You have to go all the way back to May 11 to find a better opening-day winner:
Basin Water (Nasdaq: BWTR), a California-based designer of underground water systems, priced 6 million shares at $12 each. That was above its original filing range of 5 million shares at $8 to $10 each. The IPO popped for an opening-day gain of 41.6 percent when it closed at $16.99 per share. Since then, the air — or maybe the water — came out of the stock. On Sept. 8, it closed at $7 per share, DOWN 41.7 percent from its initial offering price.
The 2006 Moonshot:
This brings up the big question: “What was the sharpest opening-day winner so far in 2006?” Answer:
Chipotle Mexican Grill (NYSE: CMG), a Denver-based operator of about 500 fast-casual, Mexican food restaurants, priced 7.9 million shares at $22 each on Jan. 25. That was above its original price range of $15.50 to $17.50 per share. The IPO closed its opening day at $44, UP 100 percent above its initial offering price. Since then, it sold as high as $67.77 per share on May 9 and closed at $49.34 per share on Aug. 31, UP 124.3 percent from its offering price.

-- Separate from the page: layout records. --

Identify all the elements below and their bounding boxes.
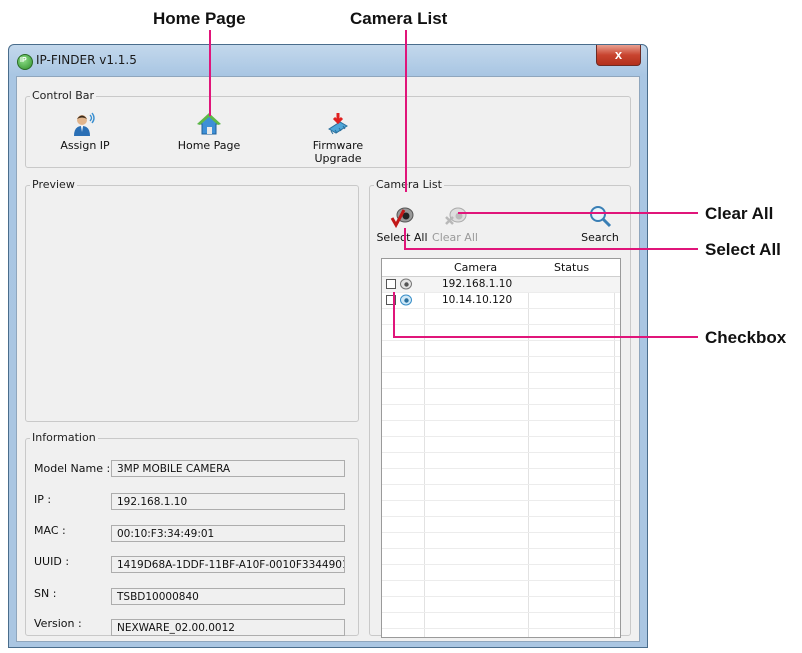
clear-all-label: Clear All <box>432 231 478 244</box>
grid-line <box>382 548 620 549</box>
camera-ip: 192.168.1.10 <box>442 278 513 290</box>
ip-finder-window: IP IP-FINDER v1.1.5 x Control Bar Assign… <box>8 44 648 648</box>
assign-ip-icon <box>73 112 97 136</box>
mac-field: 00:10:F3:34:49:01 <box>111 525 345 542</box>
select-all-icon <box>390 204 414 229</box>
version-field: NEXWARE_02.00.0012 <box>111 619 345 636</box>
grid-line <box>382 468 620 469</box>
table-row[interactable]: 192.168.1.10 <box>382 277 620 293</box>
window-title: IP-FINDER v1.1.5 <box>36 53 137 67</box>
callout-line-camera-list <box>405 30 407 192</box>
close-button[interactable]: x <box>596 45 641 66</box>
grid-line <box>382 388 620 389</box>
uuid-field: 1419D68A-1DDF-11BF-A10F-0010F3344901 <box>111 556 345 573</box>
grid-line <box>382 404 620 405</box>
grid-line <box>382 452 620 453</box>
select-all-button[interactable]: Select All <box>375 204 429 244</box>
ip-field: 192.168.1.10 <box>111 493 345 510</box>
callout-line-home-page <box>209 30 211 116</box>
callout-clear-all: Clear All <box>705 204 774 223</box>
grid-line <box>382 420 620 421</box>
model-name-label: Model Name : <box>34 462 111 475</box>
select-all-label: Select All <box>376 231 428 244</box>
assign-ip-label: Assign IP <box>60 139 110 152</box>
grid-line <box>382 484 620 485</box>
column-header-camera[interactable]: Camera <box>454 261 497 274</box>
grid-line <box>382 580 620 581</box>
preview-group: Preview <box>25 178 359 422</box>
table-header: Camera Status <box>382 259 620 277</box>
callout-home-page: Home Page <box>153 9 246 28</box>
callout-checkbox: Checkbox <box>705 328 787 347</box>
grid-line <box>382 500 620 501</box>
callout-line-select-all-vertical <box>404 228 406 250</box>
row-checkbox[interactable] <box>386 279 396 289</box>
callout-line-select-all-horizontal <box>404 248 698 250</box>
search-icon <box>588 204 612 228</box>
grid-line <box>382 516 620 517</box>
callout-line-clear-all <box>458 212 698 214</box>
column-header-status[interactable]: Status <box>554 261 589 274</box>
grid-line <box>382 532 620 533</box>
camera-list-group: Camera List Select All Clear All Search … <box>369 178 631 638</box>
control-bar-title: Control Bar <box>30 89 97 102</box>
clear-all-icon <box>443 204 467 228</box>
firmware-upgrade-button[interactable]: Firmware Upgrade <box>288 112 388 165</box>
camera-ip: 10.14.10.120 <box>442 294 513 306</box>
search-button[interactable]: Search <box>575 204 625 244</box>
table-row[interactable]: 10.14.10.120 <box>382 293 620 309</box>
grid-line <box>382 612 620 613</box>
grid-line <box>382 436 620 437</box>
grid-line <box>382 628 620 629</box>
grid-line <box>382 356 620 357</box>
callout-camera-list: Camera List <box>350 9 448 28</box>
mac-label: MAC : <box>34 524 66 537</box>
home-page-label: Home Page <box>177 139 241 152</box>
camera-icon <box>400 294 412 306</box>
grid-line <box>382 596 620 597</box>
home-page-button[interactable]: Home Page <box>174 112 244 152</box>
sn-label: SN : <box>34 587 57 600</box>
app-icon: IP <box>17 54 33 70</box>
control-bar-group: Control Bar Assign IP Home Page Firmware… <box>25 89 631 168</box>
grid-line <box>382 324 620 325</box>
sn-field: TSBD10000840 <box>111 588 345 605</box>
model-name-field: 3MP MOBILE CAMERA <box>111 460 345 477</box>
callout-line-checkbox-vertical <box>393 292 395 338</box>
title-bar[interactable]: IP IP-FINDER v1.1.5 x <box>9 45 647 77</box>
information-group: Information Model Name : 3MP MOBILE CAME… <box>25 431 359 636</box>
version-label: Version : <box>34 617 82 630</box>
grid-line <box>382 372 620 373</box>
client-area: Control Bar Assign IP Home Page Firmware… <box>16 76 640 642</box>
callout-line-checkbox-horizontal <box>393 336 698 338</box>
callout-select-all: Select All <box>705 240 781 259</box>
grid-line <box>382 340 620 341</box>
firmware-upgrade-label: Firmware Upgrade <box>312 139 364 165</box>
firmware-upgrade-icon <box>326 112 350 136</box>
camera-list-table[interactable]: Camera Status 192.168.1.10 10.14.10.120 <box>381 258 621 638</box>
camera-icon <box>400 278 412 290</box>
assign-ip-button[interactable]: Assign IP <box>50 112 120 152</box>
camera-list-title: Camera List <box>374 178 444 191</box>
preview-title: Preview <box>30 178 77 191</box>
grid-line <box>382 564 620 565</box>
search-label: Search <box>581 231 619 244</box>
information-title: Information <box>30 431 98 444</box>
clear-all-button[interactable]: Clear All <box>430 204 480 244</box>
uuid-label: UUID : <box>34 555 70 568</box>
ip-label: IP : <box>34 493 52 506</box>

It has been the only deal to score an opening day of 100 percent or better so far in 2006.
Early September pricings
When the New Oriental Education IPO was priced on Wednesday evening, Sept. 6, it was the earliest September pricing of an IPO since 1998. Bankers priced two deals back then. They were:
Diversified Senior Services (pink sheets: DISS), a Winston-Salem, North Carolina-based provider of senior housing services, priced 1.5 million shares at $5 each on Jan. 8, 1998. The IPO opened at $7 per share and never sold any higher. On Sept. 8, 2006, it closed at 2.25 cents per share, DOWN a whopping lot from its initial offering price.
RAIT Investment Trust (NSYE: RAS), a Philadelphia-based real estate investment trust, or REIT, priced 2.8 million shares at $15 each on Jan. 8, 1998. On Sept. 8, 2006, it closed at $28.42 per share, UP 89.5 percent from its initial offering price.
Now let’s take a look at the present.
Setting the Stage
This week, there is nothing on the IPO calendar. But the stage has been set for the fall season. Consider the following:
- On Jan. 1, 2006, there were 135 IPOs in registration looking to raise $22.9 billion, according to available reports.
- From Jan. 1 through Sept. 8, 134 IPOs were priced that raised $25.4 billion.
- On Sept. 8, 2006, there were 182 IPOs in registration looking to raise $29.7 billion.
The Nasdaq Composite Index closed on Friday, Sept. 8 at 2,165.79, DOWN 1.79 percent for the year. That isn’t going to light a fire under the IPO market. However, it was UP 7.20 percent from its 2006 closing low, set on July 21. That rebound and the date are what count.
Under normal conditions, it takes about six to eight weeks for the IPO calendar to come to life after the stock market bottoms out.
Eight weeks after the Nasdaq’s 2006 closing low on July 21st takes us to the week of Sept. 18. That week’s calendar has eight IPOs on the launching pad, looking to raise $2.17 billion.